Esperó hasta el cuarto día, y entonces se resolvió a considerar la idea de hacer público su delito de alguna manera. Nada de cartas o llamadas anónimas, pues significaba dejar indicios útiles para los investigadores, que lo perseguían desde hacía años. Tras una honda reflexión llegó a la conclusión de que la única forma de hacerlo consistía en volver al apartamento y dejar la puerta abierta para que los vecinos sospecharan. El hedor a muerte los animaría a llamar a la policía.

Era el método menos seguro pero también el más excitante. El hombre estaba seguro de que el riesgo de meter la llave en la cerradura, abrir la puerta y echar una ojeada al cadáver reanudaría la «magia», y, de vuelta en el refugio, por fin podría disfrutar el momento de ocuparse del bolso.

El quinto día no hizo nada porque volvió a agudizársele el dolor en las costillas: se lo pasó entero en la cama viendo la televisión, atontado por los analgésicos.

Pero el sexto se sintió mejor y, tras comprobar que la situación no había cambiado, se preparó para actuar esa misma noche. Rebuscó en el Legend hasta encontrar las llaves, haciendo caso omiso del resto de los objetos que contenía. Después salió. La postura que había adoptado para que no lo sacudieran las punzadas de dolor lo obligaba a encorvarse ligeramente hacia un lado, como un hombre veinte años mayor aquejado de artrosis. Valoró que, en el fondo, tenía su lado positivo. Los posibles testigos recordarían a un tipo que andaba raro, pero sus costillas sanarían pronto, y al final ese detalle solo despistaría a los investigadores. Igual que la barba, que se dejaba crecer antes de cada delito.

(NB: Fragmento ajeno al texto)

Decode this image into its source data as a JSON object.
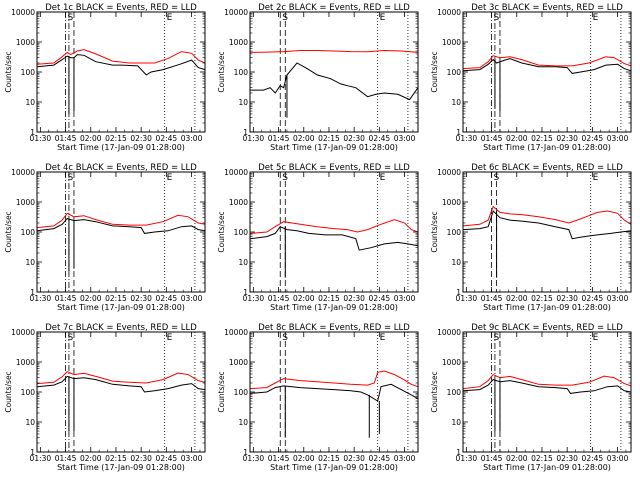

Pasó por la farmacia para comprar un bálsamo para el resfriado a base de mentol con el que se humedecería las fosas nasales: no quería correr el riesgo de vomitar delante del cuerpo de esa imbécil.

Siguió las indicaciones que había grabado en el móvil: la Academia, San Marco, Rialto, San Lio, Campo Santa Maria Formosa, hasta llegar a la zona del hospital. Un recorrido largo y tortuoso sin sentido aparente. En realidad necesitaba recuperar la forma física tras largos días postrado en cama. La brisa marina y el trayecto a pie lo ayudarían a pensar; temía que los analgésicos le hubieran nublado la mente y ofuscado la capacidad de juicio.

Cuando llegó al patio cerrado, se ocultó en la oscuridad y observó puertas y ventanas en busca de eventuales señales de peligro. Después se acercó y abrió la puerta. Pensó que el truco del bálsamo funcionaba, pues no lo asaltó ningún olor desagradable.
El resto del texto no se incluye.